Zobaczymy. Nie interpretuję tego w żaden sposób, dopóki nie zobaczę tego, co oni zrobią, czy pójdą za tym, co zapowiedzieli - powiedział Biden, pytany po spotkaniu z premierem Singapuru o komentarz do rosyjskich zapowiedzi "ograniczenia działań wojennych" pod Kijowem i Czernihowem.

Jak dodał, takie samo zdanie wyrazili przywódcy Wielkiej Brytanii, Francji, Niemiec i Włoch podczas ich poniedziałkowej telekonferencji.

Zapowiedział, że w międzyczasie Zachód będzie kontynuować sankcje przeciwko Rosji oraz wsparcie militarne dla Ukrainy.

Rosyjska agresja przeciwko Ukrainie była jednym z tematów spotkania Bidena z premierem Singapuru Lee Hsien Loongiem. Podczas konferencji po rozmowach Lee potępił rosyjską inwazję i stwierdził, że ma ona także znaczenie dla krajów regionu, nawiązując m.in. do zagrożenia ze strony Chin.

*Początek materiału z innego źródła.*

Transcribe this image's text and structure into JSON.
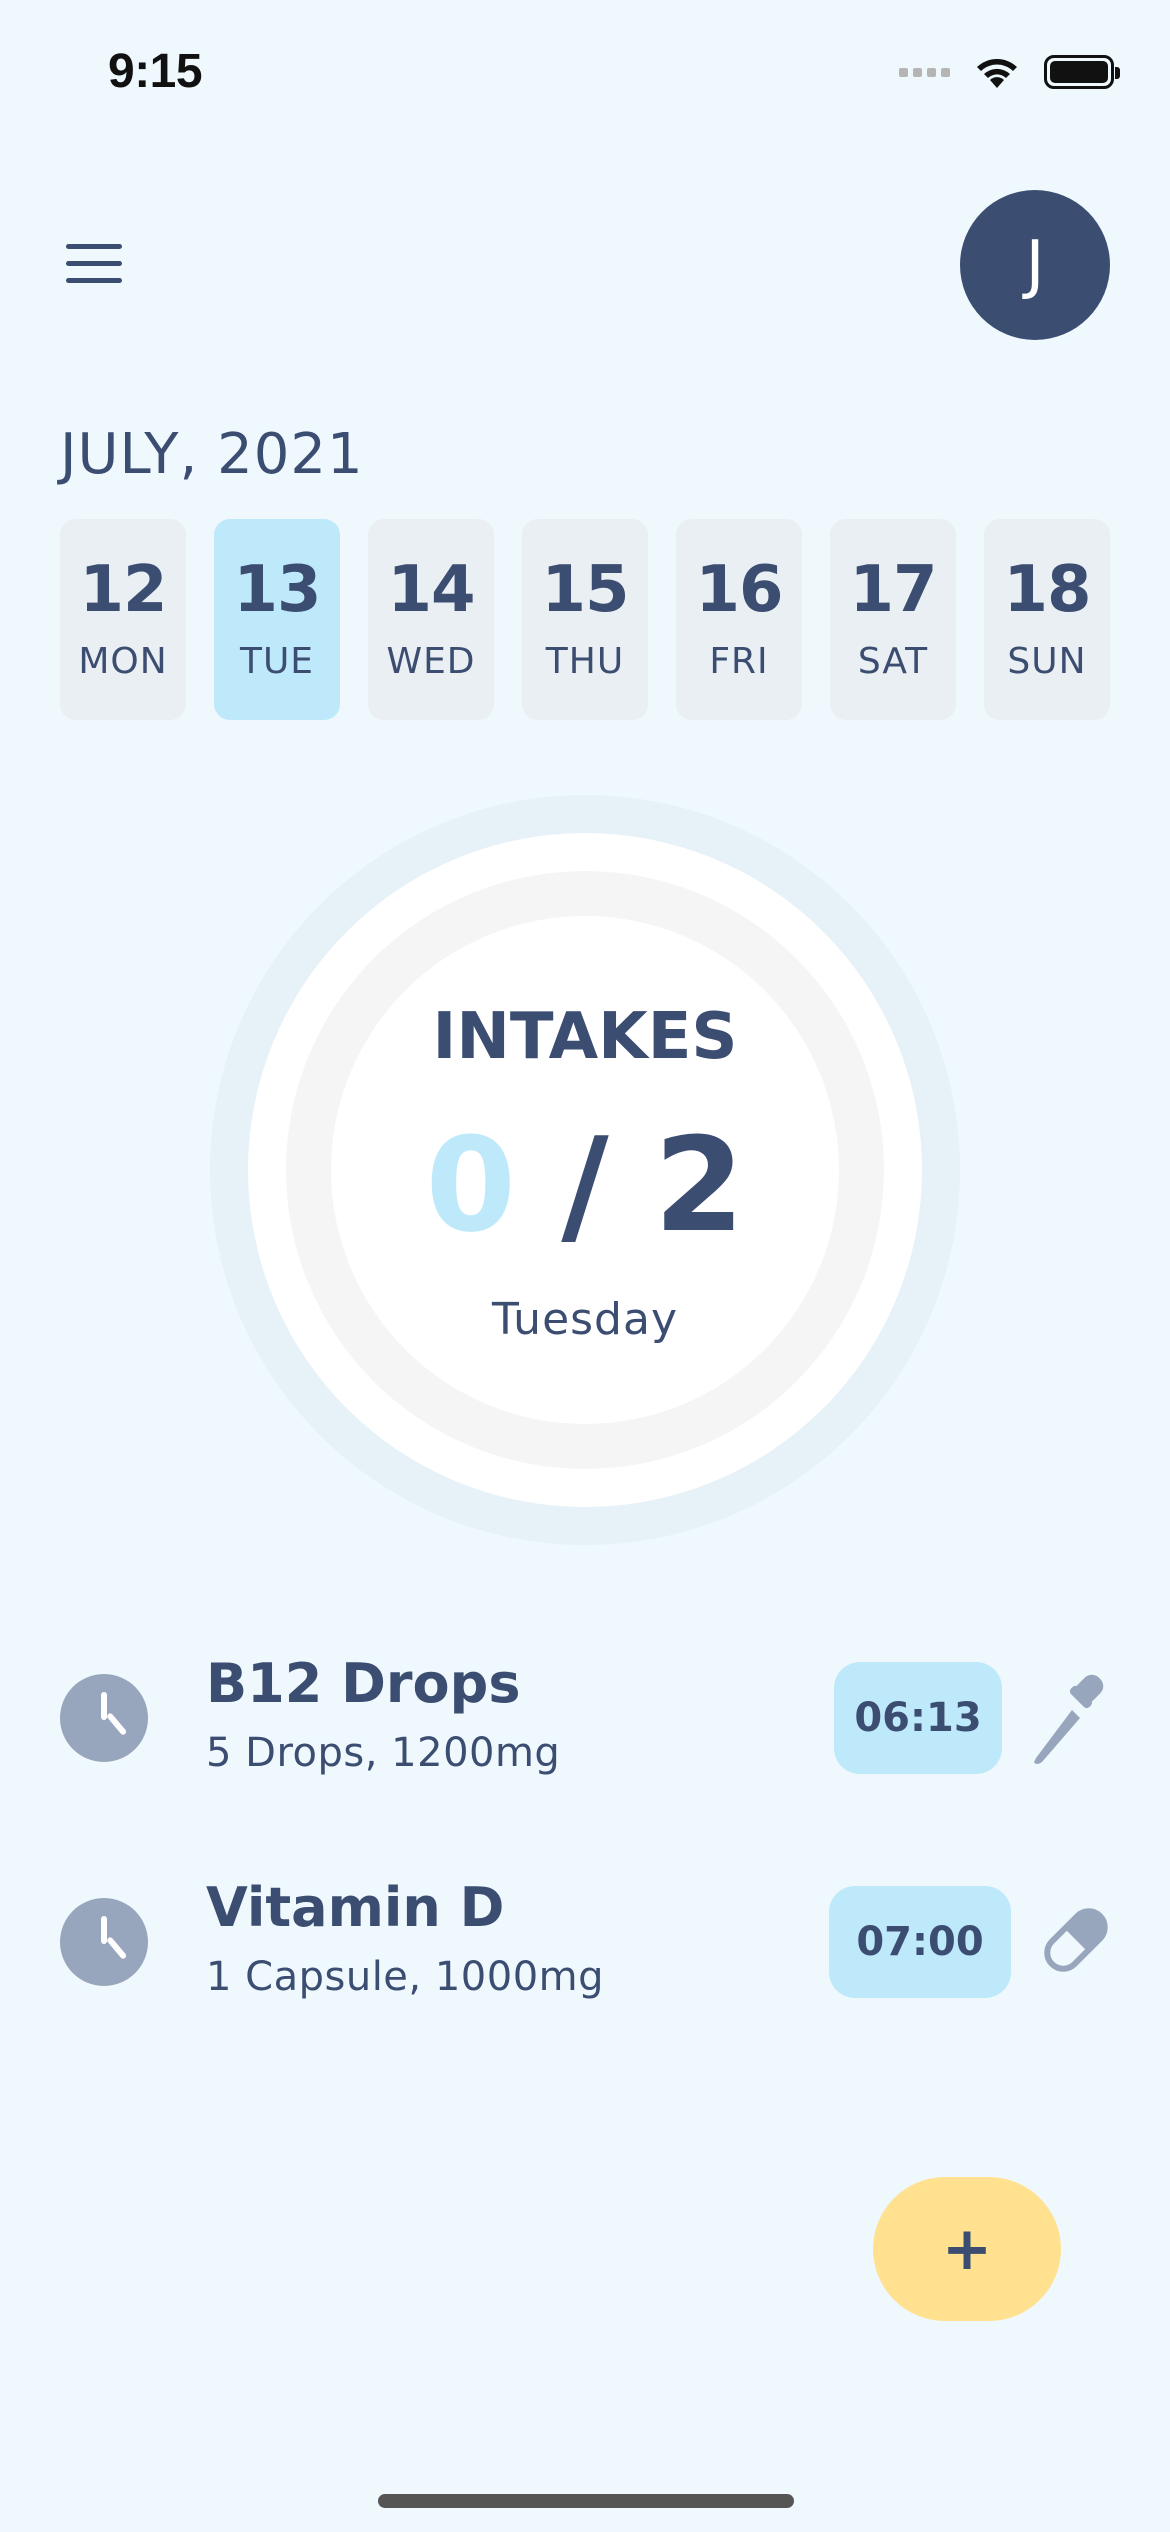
{
  "status_bar": {
    "time": "9:15"
  },
  "header": {
    "avatar_initial": "J"
  },
  "calendar": {
    "month": "JULY, 2021",
    "days": [
      {
        "num": "12",
        "name": "MON"
      },
      {
        "num": "13",
        "name": "TUE"
      },
      {
        "num": "14",
        "name": "WED"
      },
      {
        "num": "15",
        "name": "THU"
      },
      {
        "num": "16",
        "name": "FRI"
      },
      {
        "num": "17",
        "name": "SAT"
      },
      {
        "num": "18",
        "name": "SUN"
      }
    ],
    "selected_day": "13"
  },
  "summary": {
    "title": "INTAKES",
    "taken": "0",
    "separator": "/",
    "total": "2",
    "day_label": "Tuesday"
  },
  "medications": [
    {
      "name": "B12 Drops",
      "dose": "5 Drops, 1200mg",
      "time": "06:13",
      "icon": "dropper-icon"
    },
    {
      "name": "Vitamin D",
      "dose": "1 Capsule, 1000mg",
      "time": "07:00",
      "icon": "capsule-icon"
    }
  ],
  "fab": {
    "label": "+"
  },
  "colors": {
    "background": "#EEF8FD",
    "text": "#3C4D72",
    "accent": "#BEE9FA",
    "fab": "#FFE190",
    "day_inactive": "#E9EFF3",
    "icon_grey": "#98A6BD"
  }
}
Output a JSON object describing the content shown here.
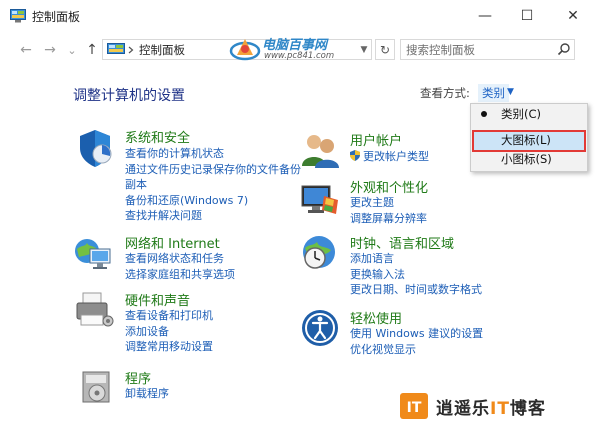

Istnieją potencjalne punkty zapalne i spory, które jeśli nie będą dobrze zarządzane, mogą eskalować do otwartych konfliktów między państwami - powiedział premier. Dodał, że Singapur przyłączył się do restrykcji przeciwko Rosji - ograniczając eksport kluczowych technologii - bo kierował się obroną "zasad, które są fundamentalne dla przetrwania i egzystencji Singapuru jako niepodległego i suwerennego państwa".

Pentagon: Nie widzimy znaczącego wycofania wojsk spod Kijowa

Nikt nie powinien dać się nabrać na ostatnie stwierdzenia Kremla, że nagle zredukuje ataki pod Kijowem, ani na doniesienia, że wycofa stamtąd swoje siły - powiedział z kolei rzecznik Pentagonu John Kirby podczas konferencji prasowej. Jak dodał, resort zaobserwował ruchy niewielkiej liczby wojsk spod Kijowa na północ i uważa, że jest to część przegrupowania sił przez Rosję.

Z pewnością nie są to znaczące części wielu batalionowych grup taktycznych, które Rosja rozmieściła przeciwko Kijowowi - powiedział rzecznik. Zaznaczył, że w ostatnich dniach w obliczu niepowodzeń Rosjanie pod Kijowem przeszli do defensywy, a priorytetem rosyjskich działań stał się Donbas.